Looking for water's traces
During its 90-day mission, Spirit will use its cameras and spectrometers as well as a microscopic images and a grinding tool to analyze the rocks and soil around the landing site, looking for evidence that liquid water could have persisted at the site long enough for life to develop. Scientists believe the flat terrain within Gusev Crater could have been an ancient lakebed.

Astrobiologists are "following the water" in Mars' geological history because on Earth, life has been found virtually everywhere there is liquid water.

Malin said he was intrigued by the fractured rocks seen in the Gusev Crater panorama.
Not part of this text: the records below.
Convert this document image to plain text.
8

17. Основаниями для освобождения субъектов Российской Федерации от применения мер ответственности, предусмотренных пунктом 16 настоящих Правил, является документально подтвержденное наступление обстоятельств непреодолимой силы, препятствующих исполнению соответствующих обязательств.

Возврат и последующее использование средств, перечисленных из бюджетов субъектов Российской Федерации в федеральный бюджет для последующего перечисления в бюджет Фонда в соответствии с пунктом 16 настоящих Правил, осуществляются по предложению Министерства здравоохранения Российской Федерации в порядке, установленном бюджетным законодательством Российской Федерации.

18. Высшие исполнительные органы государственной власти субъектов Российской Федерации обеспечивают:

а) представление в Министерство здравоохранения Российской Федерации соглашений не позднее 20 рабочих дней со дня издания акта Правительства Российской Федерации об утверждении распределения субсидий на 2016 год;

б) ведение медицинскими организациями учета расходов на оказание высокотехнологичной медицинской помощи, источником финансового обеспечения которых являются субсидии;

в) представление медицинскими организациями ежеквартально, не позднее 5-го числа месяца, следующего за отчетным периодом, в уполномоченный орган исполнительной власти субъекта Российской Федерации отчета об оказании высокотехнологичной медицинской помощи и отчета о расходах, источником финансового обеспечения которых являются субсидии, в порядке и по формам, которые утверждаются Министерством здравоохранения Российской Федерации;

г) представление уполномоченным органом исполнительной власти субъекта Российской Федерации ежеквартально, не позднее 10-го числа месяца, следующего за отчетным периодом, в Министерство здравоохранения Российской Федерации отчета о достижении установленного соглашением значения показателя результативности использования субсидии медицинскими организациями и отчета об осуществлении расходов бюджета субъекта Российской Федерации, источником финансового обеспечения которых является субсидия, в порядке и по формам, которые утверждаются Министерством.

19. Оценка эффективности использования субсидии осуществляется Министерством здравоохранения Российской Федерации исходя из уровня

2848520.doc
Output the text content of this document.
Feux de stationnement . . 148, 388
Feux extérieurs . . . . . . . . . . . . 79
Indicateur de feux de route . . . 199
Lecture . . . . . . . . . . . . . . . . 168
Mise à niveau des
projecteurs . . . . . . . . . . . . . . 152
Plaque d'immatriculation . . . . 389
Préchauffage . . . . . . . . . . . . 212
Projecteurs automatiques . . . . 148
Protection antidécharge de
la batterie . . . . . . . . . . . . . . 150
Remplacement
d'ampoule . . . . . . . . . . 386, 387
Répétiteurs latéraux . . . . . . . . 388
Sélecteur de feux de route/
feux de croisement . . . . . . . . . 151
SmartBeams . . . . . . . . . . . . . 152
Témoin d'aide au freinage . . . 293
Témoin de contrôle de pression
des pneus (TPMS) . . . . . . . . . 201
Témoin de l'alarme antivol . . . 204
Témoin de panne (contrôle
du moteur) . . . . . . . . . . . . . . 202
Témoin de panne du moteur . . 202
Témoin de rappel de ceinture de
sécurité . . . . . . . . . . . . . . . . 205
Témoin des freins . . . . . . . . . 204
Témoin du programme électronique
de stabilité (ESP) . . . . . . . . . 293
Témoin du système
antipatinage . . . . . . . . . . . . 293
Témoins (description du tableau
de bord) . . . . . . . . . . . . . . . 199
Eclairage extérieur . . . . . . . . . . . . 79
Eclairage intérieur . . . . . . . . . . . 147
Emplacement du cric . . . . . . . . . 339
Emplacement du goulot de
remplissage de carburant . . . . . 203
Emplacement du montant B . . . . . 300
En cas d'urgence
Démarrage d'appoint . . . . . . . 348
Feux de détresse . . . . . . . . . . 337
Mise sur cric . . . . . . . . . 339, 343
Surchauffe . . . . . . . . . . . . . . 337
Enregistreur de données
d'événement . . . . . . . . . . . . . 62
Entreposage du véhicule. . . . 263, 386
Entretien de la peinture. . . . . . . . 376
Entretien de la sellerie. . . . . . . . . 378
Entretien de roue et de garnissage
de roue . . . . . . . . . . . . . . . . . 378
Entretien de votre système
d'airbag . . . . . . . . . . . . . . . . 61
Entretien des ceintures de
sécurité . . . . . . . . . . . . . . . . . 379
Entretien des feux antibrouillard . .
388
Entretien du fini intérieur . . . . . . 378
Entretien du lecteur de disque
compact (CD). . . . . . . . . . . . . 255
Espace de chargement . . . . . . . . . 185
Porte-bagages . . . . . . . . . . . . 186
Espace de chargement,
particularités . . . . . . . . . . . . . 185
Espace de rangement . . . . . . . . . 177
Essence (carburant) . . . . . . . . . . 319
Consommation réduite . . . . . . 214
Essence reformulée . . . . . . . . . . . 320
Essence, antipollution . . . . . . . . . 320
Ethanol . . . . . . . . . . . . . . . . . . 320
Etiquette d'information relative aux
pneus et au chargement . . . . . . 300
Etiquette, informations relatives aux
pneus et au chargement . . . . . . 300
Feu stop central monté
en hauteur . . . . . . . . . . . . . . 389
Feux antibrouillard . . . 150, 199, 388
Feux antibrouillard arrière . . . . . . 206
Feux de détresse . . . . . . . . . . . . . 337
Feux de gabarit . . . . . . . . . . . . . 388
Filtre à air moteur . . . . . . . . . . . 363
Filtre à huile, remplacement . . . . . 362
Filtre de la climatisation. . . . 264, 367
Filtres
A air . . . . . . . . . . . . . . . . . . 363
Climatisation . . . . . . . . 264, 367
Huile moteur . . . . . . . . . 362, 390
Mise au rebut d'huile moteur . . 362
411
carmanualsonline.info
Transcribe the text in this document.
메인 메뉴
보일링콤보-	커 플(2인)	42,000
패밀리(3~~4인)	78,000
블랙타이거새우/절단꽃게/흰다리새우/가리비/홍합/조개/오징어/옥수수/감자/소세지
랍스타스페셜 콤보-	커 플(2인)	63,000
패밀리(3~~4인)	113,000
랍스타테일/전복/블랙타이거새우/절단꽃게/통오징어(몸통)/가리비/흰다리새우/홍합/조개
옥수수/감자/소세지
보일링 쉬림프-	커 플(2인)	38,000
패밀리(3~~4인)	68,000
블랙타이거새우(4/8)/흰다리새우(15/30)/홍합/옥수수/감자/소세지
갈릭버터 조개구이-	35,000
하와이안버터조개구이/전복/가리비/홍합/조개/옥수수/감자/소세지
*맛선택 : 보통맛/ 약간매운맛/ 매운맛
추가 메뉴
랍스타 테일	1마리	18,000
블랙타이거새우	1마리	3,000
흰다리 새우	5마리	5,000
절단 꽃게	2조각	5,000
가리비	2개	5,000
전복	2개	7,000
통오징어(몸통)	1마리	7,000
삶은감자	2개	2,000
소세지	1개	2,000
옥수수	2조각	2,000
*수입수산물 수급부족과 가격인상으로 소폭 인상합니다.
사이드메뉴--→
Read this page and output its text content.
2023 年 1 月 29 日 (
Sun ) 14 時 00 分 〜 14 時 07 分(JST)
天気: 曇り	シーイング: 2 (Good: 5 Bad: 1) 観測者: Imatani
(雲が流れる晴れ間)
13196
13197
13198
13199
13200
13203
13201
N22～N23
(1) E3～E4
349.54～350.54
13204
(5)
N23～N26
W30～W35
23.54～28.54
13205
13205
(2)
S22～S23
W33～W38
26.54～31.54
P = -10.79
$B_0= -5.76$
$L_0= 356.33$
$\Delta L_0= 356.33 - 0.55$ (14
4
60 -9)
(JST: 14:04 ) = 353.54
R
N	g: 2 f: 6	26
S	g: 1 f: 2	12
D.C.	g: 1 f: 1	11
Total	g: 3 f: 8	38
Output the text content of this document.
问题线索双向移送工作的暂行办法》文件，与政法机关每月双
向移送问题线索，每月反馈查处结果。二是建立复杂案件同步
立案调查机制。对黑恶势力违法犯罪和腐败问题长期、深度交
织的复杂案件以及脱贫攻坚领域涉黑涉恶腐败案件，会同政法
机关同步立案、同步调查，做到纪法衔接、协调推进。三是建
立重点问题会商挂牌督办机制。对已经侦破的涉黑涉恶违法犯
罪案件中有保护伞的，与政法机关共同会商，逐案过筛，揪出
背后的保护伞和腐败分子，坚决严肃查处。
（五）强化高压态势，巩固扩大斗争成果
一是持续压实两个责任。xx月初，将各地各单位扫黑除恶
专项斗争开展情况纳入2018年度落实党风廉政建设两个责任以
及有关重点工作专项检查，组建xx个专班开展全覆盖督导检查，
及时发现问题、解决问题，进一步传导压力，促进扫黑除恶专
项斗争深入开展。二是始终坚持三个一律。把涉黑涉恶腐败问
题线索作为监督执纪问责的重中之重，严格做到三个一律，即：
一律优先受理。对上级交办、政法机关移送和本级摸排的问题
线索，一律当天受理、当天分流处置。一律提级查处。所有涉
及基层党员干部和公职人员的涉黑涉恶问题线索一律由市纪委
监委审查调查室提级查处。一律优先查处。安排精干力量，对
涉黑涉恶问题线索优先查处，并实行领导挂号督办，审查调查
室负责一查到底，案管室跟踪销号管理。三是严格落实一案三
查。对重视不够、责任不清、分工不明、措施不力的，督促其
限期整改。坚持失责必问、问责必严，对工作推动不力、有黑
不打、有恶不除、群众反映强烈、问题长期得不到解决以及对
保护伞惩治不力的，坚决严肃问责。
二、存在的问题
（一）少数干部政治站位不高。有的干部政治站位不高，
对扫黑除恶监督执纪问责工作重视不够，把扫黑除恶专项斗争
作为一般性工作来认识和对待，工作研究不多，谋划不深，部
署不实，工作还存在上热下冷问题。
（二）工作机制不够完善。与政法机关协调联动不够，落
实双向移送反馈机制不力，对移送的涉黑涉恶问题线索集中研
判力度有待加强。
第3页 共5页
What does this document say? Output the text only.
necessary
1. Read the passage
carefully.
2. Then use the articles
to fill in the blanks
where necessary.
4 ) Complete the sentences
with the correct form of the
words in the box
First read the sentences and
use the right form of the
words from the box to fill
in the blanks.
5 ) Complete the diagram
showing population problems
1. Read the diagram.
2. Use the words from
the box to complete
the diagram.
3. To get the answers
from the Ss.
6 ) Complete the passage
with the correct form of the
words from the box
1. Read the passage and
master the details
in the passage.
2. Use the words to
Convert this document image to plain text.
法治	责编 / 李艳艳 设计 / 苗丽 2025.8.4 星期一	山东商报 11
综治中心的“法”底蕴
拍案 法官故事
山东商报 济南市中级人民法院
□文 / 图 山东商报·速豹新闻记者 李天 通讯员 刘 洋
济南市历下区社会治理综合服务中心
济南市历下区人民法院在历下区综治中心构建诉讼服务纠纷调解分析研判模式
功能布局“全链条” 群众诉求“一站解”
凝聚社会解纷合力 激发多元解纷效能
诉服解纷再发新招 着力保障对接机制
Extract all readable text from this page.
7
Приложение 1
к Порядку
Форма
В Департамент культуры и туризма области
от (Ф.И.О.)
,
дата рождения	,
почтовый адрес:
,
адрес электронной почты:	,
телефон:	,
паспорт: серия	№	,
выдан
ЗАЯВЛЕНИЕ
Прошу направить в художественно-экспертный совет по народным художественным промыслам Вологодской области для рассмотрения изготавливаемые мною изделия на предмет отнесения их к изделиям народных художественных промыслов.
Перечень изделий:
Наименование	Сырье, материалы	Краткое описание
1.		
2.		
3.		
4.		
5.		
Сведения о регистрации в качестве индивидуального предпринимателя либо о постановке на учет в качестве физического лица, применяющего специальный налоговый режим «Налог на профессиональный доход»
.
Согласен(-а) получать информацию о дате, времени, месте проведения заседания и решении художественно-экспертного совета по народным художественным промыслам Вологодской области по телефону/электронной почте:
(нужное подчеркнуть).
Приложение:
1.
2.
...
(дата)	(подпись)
In his view, this indicated that "at some time in the history of this surface, water was involved in the physical breakdown of the rocks." But he acknowledged that other scientists believe the fracturing could have been caused by other means — for example, the many impacts that have pockmarked Gusev Crater's interior with smaller craters.

Spirit represents one-half of an $820 million, "two-for-one" mission to Mars: Its twin, the Opportunity rover, is due to touch down on Jan. 24 in Meridiani Planum, a hematite-rich region on the other side of Mars. Spirit was launched last June, and Opportunity in July. Spirit followed a roughly 300-million-mile (500-million-kilometer) arc to the Red Planet, which is currently about 110 million miles (175 million kilometers) from Earth.